卫怜以为是她没想出法子来,便劝慰道:“二公主没想出法子来,也不要紧,如今已无人寻奴婢的麻烦了。”
“不,本宫已经想出法子来了,只是你不知宫外之事。”清融冷冷的回道。
卫怜从未见过清融这副样子,一直以来何事二公主都是镇定自若,不似五公主那般咋咋呼呼,卫怜待在原地,等着清融继续说下去。
只听清融又冷冷说道:“你们卫国余党,近日又连夺回两城,守城之人正是我的同母弟,六公子。”
听到卫国的消息,卫怜不知是喜是悲,喜是卫国又夺回两城,悲是自己如今身处的是这燕国。

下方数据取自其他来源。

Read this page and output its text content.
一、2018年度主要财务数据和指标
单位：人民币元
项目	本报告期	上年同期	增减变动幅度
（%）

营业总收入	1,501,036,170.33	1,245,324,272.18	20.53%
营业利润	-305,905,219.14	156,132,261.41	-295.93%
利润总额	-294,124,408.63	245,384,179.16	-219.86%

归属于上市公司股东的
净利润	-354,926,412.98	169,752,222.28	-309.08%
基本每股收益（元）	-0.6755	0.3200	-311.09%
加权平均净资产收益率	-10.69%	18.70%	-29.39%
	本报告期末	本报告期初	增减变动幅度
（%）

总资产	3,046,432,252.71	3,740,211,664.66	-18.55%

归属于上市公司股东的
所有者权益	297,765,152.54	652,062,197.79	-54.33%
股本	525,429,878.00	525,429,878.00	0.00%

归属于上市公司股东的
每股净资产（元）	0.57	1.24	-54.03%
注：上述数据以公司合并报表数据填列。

清融继续说道:“王姐与本宫素来不合,如今又有这样的事,只怕本宫与王弟危已,再不能护着你与寻儿。”
说到最后,卫怜看到清融眼里有泪滑落。
二公主一直以来对卫怜和姐姐恩重如山,虽说她们是卫国人,却一直护着她们
见清融如此,卫怜心里酸酸的。
卫怜沉默片刻,才轻声问道:“那公主刚刚所言的法子是?”
清融闻言,又顿了顿:“只怕你是不肯。”
“二公主对奴婢恩重如山,不管二公主是要奴婢上刀山下火海,自是肯的。”
清融好像这才放下心来,将卫怜拉到身前,轻声说道:“本宫要让你留在王姐身边,离间王姐与父王。”
闻言,卫怜一怔,又很快镇定下来:“奴婢平日都难见长公主,又如何留在长公主身边?。”

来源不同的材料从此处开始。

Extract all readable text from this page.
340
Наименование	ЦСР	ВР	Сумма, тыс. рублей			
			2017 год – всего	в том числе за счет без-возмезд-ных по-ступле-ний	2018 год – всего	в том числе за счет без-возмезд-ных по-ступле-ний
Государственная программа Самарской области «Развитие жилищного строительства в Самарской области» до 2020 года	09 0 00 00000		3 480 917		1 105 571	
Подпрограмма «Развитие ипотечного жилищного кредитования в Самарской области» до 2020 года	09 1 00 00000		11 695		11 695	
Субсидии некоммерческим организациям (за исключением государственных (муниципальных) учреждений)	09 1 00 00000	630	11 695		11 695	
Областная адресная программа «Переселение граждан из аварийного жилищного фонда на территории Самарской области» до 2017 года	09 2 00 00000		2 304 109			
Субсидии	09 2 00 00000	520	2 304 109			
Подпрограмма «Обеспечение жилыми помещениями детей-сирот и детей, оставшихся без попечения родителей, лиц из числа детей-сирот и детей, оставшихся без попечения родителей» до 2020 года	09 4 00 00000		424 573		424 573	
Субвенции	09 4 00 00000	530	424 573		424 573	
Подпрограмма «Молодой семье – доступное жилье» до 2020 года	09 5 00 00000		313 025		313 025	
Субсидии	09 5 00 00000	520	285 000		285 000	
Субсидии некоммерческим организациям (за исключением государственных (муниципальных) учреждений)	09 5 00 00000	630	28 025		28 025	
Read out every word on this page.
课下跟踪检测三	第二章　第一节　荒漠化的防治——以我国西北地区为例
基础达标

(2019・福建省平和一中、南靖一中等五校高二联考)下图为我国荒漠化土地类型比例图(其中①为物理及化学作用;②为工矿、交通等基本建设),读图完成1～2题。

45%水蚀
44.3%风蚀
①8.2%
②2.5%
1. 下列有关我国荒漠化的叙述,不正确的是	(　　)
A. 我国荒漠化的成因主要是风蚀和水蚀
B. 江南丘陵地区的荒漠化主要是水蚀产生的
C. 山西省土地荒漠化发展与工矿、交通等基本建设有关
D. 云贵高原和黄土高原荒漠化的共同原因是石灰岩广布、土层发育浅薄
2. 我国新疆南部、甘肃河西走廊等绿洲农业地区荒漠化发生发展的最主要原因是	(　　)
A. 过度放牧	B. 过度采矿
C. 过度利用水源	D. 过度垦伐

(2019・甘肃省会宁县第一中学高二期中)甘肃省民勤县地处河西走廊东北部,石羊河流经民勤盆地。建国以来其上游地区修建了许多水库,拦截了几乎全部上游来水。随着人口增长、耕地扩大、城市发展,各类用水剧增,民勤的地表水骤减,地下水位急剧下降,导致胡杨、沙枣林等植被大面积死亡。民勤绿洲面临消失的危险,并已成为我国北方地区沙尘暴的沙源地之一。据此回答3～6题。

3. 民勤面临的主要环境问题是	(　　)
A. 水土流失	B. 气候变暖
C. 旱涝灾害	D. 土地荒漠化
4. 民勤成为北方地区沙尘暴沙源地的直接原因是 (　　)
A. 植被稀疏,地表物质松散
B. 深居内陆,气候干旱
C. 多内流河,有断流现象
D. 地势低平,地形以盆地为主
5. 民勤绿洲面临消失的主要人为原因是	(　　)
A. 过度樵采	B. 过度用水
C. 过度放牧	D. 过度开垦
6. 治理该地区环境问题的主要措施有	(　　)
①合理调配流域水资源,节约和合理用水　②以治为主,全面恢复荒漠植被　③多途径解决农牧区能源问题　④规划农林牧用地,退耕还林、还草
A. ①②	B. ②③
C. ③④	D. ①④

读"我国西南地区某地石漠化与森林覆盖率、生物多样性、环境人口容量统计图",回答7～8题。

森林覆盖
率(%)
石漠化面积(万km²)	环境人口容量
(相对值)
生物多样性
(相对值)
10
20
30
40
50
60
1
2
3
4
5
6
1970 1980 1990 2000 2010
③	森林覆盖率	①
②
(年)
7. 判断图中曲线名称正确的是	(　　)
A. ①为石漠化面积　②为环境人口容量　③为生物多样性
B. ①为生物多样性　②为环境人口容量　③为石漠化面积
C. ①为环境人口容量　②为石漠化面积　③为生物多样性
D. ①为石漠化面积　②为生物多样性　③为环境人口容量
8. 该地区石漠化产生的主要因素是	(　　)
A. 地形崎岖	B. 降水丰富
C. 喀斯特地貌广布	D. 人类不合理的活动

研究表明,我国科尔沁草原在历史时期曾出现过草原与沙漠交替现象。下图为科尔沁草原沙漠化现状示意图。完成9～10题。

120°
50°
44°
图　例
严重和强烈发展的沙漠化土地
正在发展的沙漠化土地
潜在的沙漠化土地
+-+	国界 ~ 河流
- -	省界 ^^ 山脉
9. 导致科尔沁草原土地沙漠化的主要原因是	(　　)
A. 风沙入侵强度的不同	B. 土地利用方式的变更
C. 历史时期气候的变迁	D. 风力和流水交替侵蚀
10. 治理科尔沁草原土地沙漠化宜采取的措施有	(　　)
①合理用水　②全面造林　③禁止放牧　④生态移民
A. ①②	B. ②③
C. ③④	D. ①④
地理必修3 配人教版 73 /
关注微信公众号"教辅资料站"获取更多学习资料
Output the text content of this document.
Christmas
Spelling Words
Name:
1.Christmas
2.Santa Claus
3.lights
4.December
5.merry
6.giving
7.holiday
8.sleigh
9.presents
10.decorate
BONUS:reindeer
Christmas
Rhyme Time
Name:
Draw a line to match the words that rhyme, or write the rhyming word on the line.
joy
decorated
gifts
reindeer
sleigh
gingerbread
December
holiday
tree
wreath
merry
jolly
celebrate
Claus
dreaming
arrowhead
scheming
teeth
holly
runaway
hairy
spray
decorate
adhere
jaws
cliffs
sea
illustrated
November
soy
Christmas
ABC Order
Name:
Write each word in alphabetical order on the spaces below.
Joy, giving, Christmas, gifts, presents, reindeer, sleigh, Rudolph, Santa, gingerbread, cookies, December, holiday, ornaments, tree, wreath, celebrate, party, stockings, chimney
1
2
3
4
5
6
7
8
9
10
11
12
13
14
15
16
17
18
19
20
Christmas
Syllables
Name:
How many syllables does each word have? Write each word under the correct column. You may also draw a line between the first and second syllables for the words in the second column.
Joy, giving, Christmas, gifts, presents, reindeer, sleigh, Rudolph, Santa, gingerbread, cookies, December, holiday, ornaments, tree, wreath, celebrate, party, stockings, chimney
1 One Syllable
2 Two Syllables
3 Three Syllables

清融好像早就想到这个:“这个,本宫已有打算。正巧今日便是十五,王姐每月十五夜都会在宫中独自醉酒,便会让盛司乐一人去奏乐。今夜本宫会让盛司乐去不了,让她举荐你去。到时,趁王姐醉酒,你便自凭本事留下吧。”
“这…”卫怜似乎有一些为难,她只见过长公主两面,又如何凭本事留下?
清融见卫怜有一些为难,轻抿了一杯茶,喃喃道:“你若不肯便罢了,人各有命,不尽人事便听天由命吧。”
她这番言语,声音虽低,可卫怜一字不漏的听见了。
卫怜深呼一口气,回道:“奴婢肯的,但凭公主差遣。”
见卫怜答应,清融叮嘱道:“此事,只有你知我知,就连寻儿也未告知。此事若成,之后有什么消息可让如芝来传,你我少见,以免王姐生疑。”
卫怜点了点头,二公主说的也并无道理。
宫中之事,还是小心为妙。
……
是夜,一切如二公主所言,有一名宫女前来传卫怜去玉熙宫。
卫怜从未来过玉熙宫,想不到这玉熙宫也种了许多的梅花,想必长公主是十分喜爱这梅花的。
行至玉熙宫,走在前面的宫女引路的宫女停了下来,附身朝卫怜行了个礼,嘴里恭敬道:“长公主就在里面,卫司乐请进吧。”
卫怜微微迟疑片刻,才缓步进入殿内。
她刚走进去,就听见殿门在身后低低关上的声音。
不知为何,卫怜一走进这殿内心底便有一些慌张。